Lamont Holdings, the Northern Ireland-based textiles company, has warned that losses will be incurred in the full year. Six weeks ago the company told its shareholders to expect a profit decline but now it expects to go into the red. Lamont had complained about difficult trading conditions with "subdued" demand for carpets and home furnishings but says it is "now clear that the commissioning of new plant and equipment at Moygashel and BFF Nonwovens has continued to cause disruption".

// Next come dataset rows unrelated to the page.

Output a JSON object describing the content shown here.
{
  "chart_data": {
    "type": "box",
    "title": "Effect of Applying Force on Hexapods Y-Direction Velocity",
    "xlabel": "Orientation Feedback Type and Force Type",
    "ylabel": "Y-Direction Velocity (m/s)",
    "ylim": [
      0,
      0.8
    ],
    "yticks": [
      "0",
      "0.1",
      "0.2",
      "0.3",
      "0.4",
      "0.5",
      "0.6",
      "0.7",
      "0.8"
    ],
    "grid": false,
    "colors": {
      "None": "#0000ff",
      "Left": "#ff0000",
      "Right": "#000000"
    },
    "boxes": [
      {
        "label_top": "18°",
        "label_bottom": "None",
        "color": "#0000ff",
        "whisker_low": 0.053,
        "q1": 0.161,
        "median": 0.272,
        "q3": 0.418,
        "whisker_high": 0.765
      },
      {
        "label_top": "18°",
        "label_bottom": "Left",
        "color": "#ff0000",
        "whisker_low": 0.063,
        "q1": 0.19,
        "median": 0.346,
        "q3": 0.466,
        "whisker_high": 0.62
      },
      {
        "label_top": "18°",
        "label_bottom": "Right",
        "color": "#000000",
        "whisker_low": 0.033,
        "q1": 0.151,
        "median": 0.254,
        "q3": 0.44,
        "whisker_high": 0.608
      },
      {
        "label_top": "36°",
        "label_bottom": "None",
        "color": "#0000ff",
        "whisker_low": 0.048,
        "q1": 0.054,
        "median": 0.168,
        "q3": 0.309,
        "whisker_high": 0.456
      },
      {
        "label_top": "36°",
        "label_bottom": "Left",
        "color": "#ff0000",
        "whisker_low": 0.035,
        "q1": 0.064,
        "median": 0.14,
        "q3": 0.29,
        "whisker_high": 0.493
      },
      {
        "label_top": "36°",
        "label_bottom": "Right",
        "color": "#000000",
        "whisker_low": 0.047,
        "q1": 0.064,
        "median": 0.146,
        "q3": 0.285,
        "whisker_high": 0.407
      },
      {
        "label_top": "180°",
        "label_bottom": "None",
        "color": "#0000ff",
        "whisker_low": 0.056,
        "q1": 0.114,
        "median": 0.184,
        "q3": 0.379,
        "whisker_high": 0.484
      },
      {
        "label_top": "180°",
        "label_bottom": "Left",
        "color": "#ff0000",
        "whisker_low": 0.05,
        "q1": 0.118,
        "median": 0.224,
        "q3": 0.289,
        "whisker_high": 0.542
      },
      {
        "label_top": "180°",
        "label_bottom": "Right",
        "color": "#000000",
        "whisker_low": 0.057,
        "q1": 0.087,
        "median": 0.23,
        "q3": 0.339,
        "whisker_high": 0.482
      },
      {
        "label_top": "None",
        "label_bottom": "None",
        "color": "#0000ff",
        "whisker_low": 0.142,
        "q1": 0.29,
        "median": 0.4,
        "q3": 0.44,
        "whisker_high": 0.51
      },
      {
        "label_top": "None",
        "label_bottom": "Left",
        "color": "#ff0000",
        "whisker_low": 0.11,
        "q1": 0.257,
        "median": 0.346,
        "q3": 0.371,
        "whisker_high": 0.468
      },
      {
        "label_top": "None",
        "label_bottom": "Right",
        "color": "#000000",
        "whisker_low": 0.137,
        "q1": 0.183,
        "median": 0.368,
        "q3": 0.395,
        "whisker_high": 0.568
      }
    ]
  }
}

An overall loss is predicted before the inclusion of a £2.8 million sterling profit on disposals. The group recorded an interim pre-tax profit (before exceptionals) of £700,000. The commissioning problems are described as "temporary" but will lead to a once-off impact on profit of more than £2 million. The group also anticipates further redundancy costs of £900,000. On a more optimistic note, the group has noted that its re-equipment programme, which totalled more than £40 million, has been completed this year. As a result, it is now said to be well placed to take advantage of wider and new market opportunities. An unchanged interim dividend has been paid. Lamont reiterated that the final dividend would be considered in the light of the results for the full year. However, the market is bracing itself for a cut.
Lamont has also announced the resignation of its chairman, Dr Paul Vaight, who has also left the board because of "increased family commitments".
He has been succeeded by Mr Dermott Simpson as non-executive chairman. Mr Simpson is executive chairman of the recently-floated BCO Technologies, a Belfast-based manufacturer of microchips. He is non-executive chairman of Phillips Auction Group which is based at New Bond Street, London.